Saturn's rings will become invisible to naked eye by 2025: Nasa

Next time Saturn-gazers will get to see its rings in October 2038, ahead of two events in the following year

By Web Desk
November 07, 2023
This picture shows Saturns rings which are expected to vanish from view in 2025. — AFP/ Nasa-JPL/Caltech
This picture shows Saturn's rings which are expected to vanish from view in 2025. — AFP/ Nasa-JPL/Caltech

Saturn-gazers have only a little more than a year left to enjoy the gas planet's distinctive interstellar hula hoops as the US space agency, Nasa recently disclosed that they will disappear from view in 18 months, the New York Post reported on Monday.

The disappearance of the rings, fortunately, will only be due to an optical illusion, Nasa added.

By March 2025, Saturn's famous rings — which span 43,500 to 87,000 miles, or the equivalent of 30 Earths — will no longer be visible from Earth because of the planet's tilt within its orbit.

The Earth sees Saturn on a horizontal plane every 13.5 to 15.7 years, causing cosmic dust bands to appear invisible. Despite their vastness, the rings are as thin as 300 feet in most places, despite being 746 million miles away.

The tilt of the adorned planet is currently 9 degrees downward and will drop to a barely noticeable 3.7 degrees by 2024.

According to Earth.com, seeing these celestial circles will resemble "a sheet of paper edge-on when it's positioned at the far end of a soccer field" when this angle reaches zero in March 2025.

This illustration shows Saturns tilt and view of its rings in upcoming years. — Nasa/File
This illustration shows Saturn's tilt and view of its rings in upcoming years. — Nasa/File

Thankfully, we will not have to wait long for the ring’s return.

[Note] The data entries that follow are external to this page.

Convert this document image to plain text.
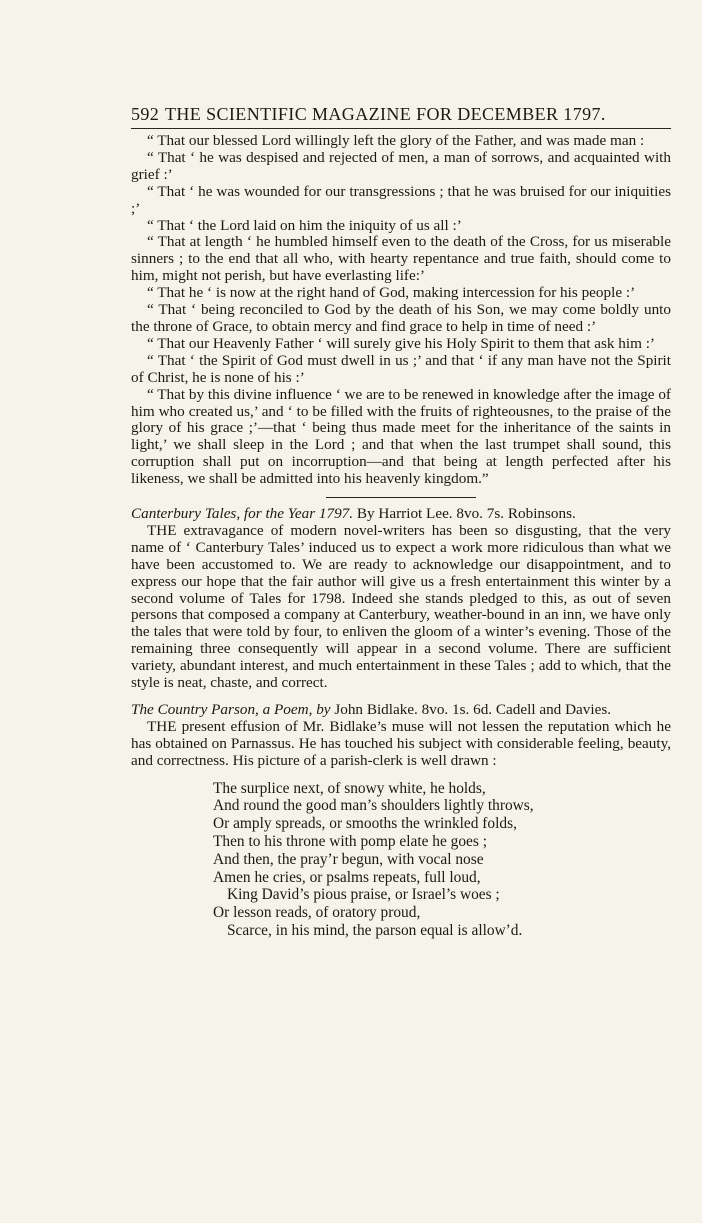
592 THE SCIENTIFIC MAGAZINE FOR DECEMBER 1797.

“ That our blessed Lord willingly left the glory of the Father, and was made man :

“ That ‘ he was despised and rejected of men, a man of sorrows, and acquainted with grief :’

“ That ‘ he was wounded for our transgressions ; that he was bruised for our iniquities ;’

“ That ‘ the Lord laid on him the iniquity of us all :’

“ That at length ‘ he humbled himself even to the death of the Cross, for us miserable sinners ; to the end that all who, with hearty repentance and true faith, should come to him, might not perish, but have everlasting life:’

“ That he ‘ is now at the right hand of God, making intercession for his people :’

“ That ‘ being reconciled to God by the death of his Son, we may come boldly unto the throne of Grace, to obtain mercy and find grace to help in time of need :’

“ That our Heavenly Father ‘ will surely give his Holy Spirit to them that ask him :’

“ That ‘ the Spirit of God must dwell in us ;’ and that ‘ if any man have not the Spirit of Christ, he is none of his :’

“ That by this divine influence ‘ we are to be renewed in knowledge after the image of him who created us,’ and ‘ to be filled with the fruits of righteousnes, to the praise of the glory of his grace ;’—that ‘ being thus made meet for the inheritance of the saints in light,’ we shall sleep in the Lord ; and that when the last trumpet shall sound, this corruption shall put on incorruption—and that being at length perfected after his likeness, we shall be admitted into his heavenly kingdom.”

Canterbury Tales, for the Year 1797. By Harriot Lee. 8vo. 7s. Robinsons.

THE extravagance of modern novel-writers has been so disgusting, that the very name of ‘ Canterbury Tales’ induced us to expect a work more ridiculous than what we have been accustomed to. We are ready to acknowledge our disappointment, and to express our hope that the fair author will give us a fresh entertainment this winter by a second volume of Tales for 1798. Indeed she stands pledged to this, as out of seven persons that composed a company at Canterbury, weather-bound in an inn, we have only the tales that were told by four, to enliven the gloom of a winter’s evening. Those of the remaining three consequently will appear in a second volume. There are sufficient variety, abundant interest, and much entertainment in these Tales ; add to which, that the style is neat, chaste, and correct.

The Country Parson, a Poem, by John Bidlake. 8vo. 1s. 6d. Cadell and Davies.

THE present effusion of Mr. Bidlake’s muse will not lessen the reputation which he has obtained on Parnassus. He has touched his subject with considerable feeling, beauty, and correctness. His picture of a parish-clerk is well drawn :

The surplice next, of snowy white, he holds,
And round the good man’s shoulders lightly throws,
Or amply spreads, or smooths the wrinkled folds,
Then to his throne with pomp elate he goes ;
And then, the pray’r begun, with vocal nose
Amen he cries, or psalms repeats, full loud,
King David’s pious praise, or Israel’s woes ;
Or lesson reads, of oratory proud,
Scarce, in his mind, the parson equal is allow’d.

The sixth rock from the Sun will rotate again, showcasing the other side of its hoops, with a peak display occurring in 2032 when the angle of tilt will hit 27 degrees.

The next time we will see Saturn from its side will be on October 15, 2038, with the next two events occurring on April 1 and July 9, 2039, forming an intergalactic hat trick.

Saturn has seven distinct rings, which are comprised of ice, rocky debris and dust, believed to be the remnants of comets, asteroids, and moons that were renamed by the planet’s powerful gravitational pull.

Unfortunately, these celestial bracelets could soon disappear for good and not just due to an orbital illusion.

Scientists claim that Saturn’s rings could vanish in as little as 300 million years — a blip on the cosmic time scale.